I decided to assemble one of the “production” boards I made — that is, solder the pin headers and the matrix and plug it into a feather. Sure enough, there are problems. The left button doesn’t work, and one of the columns doesn’t have the red color.

So I started debugging.

The button problem turned out to be due to a broken trace on the board — they claim they do continuity testing at Seeed, but apparently this one somehow slipped through. Adding a wire solved that.

The column must be a short somewhere, because adding wires doesn’t help. I suspect it’s a short with a via under one of the buttons. I will try to remove the buttons tomorrow, and see.

But that made me realize that I really have to test the assembled boards somehow before I send them. The hot air soldering is very fast and convenient, but it’s not as reliable as doing it with a soldering iron, and sometimes I have to touch it up a bit afterwards.

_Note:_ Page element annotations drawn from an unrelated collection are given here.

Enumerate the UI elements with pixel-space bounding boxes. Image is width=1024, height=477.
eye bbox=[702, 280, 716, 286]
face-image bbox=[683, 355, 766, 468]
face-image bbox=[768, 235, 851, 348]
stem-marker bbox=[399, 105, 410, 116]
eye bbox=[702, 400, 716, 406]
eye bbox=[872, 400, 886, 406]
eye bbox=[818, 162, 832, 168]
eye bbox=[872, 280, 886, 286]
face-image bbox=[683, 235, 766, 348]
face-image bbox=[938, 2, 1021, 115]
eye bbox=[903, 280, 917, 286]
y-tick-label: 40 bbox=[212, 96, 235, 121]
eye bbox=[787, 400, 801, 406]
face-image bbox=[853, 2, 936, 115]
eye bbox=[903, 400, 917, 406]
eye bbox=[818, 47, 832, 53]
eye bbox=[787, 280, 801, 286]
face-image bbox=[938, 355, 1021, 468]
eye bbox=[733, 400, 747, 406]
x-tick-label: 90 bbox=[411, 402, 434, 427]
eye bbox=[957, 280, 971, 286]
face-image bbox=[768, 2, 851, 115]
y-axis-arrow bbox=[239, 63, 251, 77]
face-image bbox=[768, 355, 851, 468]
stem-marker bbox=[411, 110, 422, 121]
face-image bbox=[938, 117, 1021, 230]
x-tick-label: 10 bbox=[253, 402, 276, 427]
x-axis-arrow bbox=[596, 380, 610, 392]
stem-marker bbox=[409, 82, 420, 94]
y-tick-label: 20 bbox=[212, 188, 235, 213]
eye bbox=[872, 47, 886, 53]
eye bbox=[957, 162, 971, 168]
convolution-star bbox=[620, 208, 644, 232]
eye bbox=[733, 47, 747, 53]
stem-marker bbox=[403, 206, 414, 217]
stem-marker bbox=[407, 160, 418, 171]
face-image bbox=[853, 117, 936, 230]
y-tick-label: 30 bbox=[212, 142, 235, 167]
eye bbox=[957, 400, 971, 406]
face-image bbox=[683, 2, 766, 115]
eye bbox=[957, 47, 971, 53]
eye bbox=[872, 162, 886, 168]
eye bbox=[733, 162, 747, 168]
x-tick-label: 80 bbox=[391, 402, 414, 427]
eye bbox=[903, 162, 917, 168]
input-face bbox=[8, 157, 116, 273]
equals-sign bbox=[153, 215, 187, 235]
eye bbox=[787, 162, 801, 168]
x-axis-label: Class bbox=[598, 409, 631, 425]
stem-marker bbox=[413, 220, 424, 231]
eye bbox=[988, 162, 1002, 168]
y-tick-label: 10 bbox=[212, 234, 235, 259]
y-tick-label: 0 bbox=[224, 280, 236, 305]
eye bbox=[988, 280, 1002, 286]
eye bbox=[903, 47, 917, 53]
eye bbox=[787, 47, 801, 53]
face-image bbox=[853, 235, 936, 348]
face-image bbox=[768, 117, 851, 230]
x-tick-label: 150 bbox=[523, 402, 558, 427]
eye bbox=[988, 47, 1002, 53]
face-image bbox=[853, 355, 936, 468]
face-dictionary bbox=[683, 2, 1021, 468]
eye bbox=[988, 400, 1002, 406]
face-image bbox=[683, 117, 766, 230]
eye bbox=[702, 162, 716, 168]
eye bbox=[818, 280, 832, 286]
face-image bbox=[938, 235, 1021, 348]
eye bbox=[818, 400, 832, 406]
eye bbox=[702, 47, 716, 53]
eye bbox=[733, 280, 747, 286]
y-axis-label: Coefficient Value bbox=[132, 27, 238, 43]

There isn’t really much I can do with the matrices without soldering them (and I can’t solder them before the headers are soldered, and I can’t solder the headers because that would make the whole thing hard to ship), but I have already tested them separately, and there is very little chance of a problem with those connections. But I can at least test that the chip is properly powered, that the I²C communication works, and that all the buttons work. So I made a small testing jig for this:

../../../_images/6419051504742989435.jpg

Out of 8 boards that I have soldered so far, one had a broken trace, two had a cold joint that had to be touched up with a hand soldering iron, and one had a short between two of the buttons (the new buttons have a bit wider legs and barely fit in their space). Except for the first one, all of them were easily fixed.

I’m still thinking about some way of possibly testing the matrix connections — maybe I will build something with pogo pins.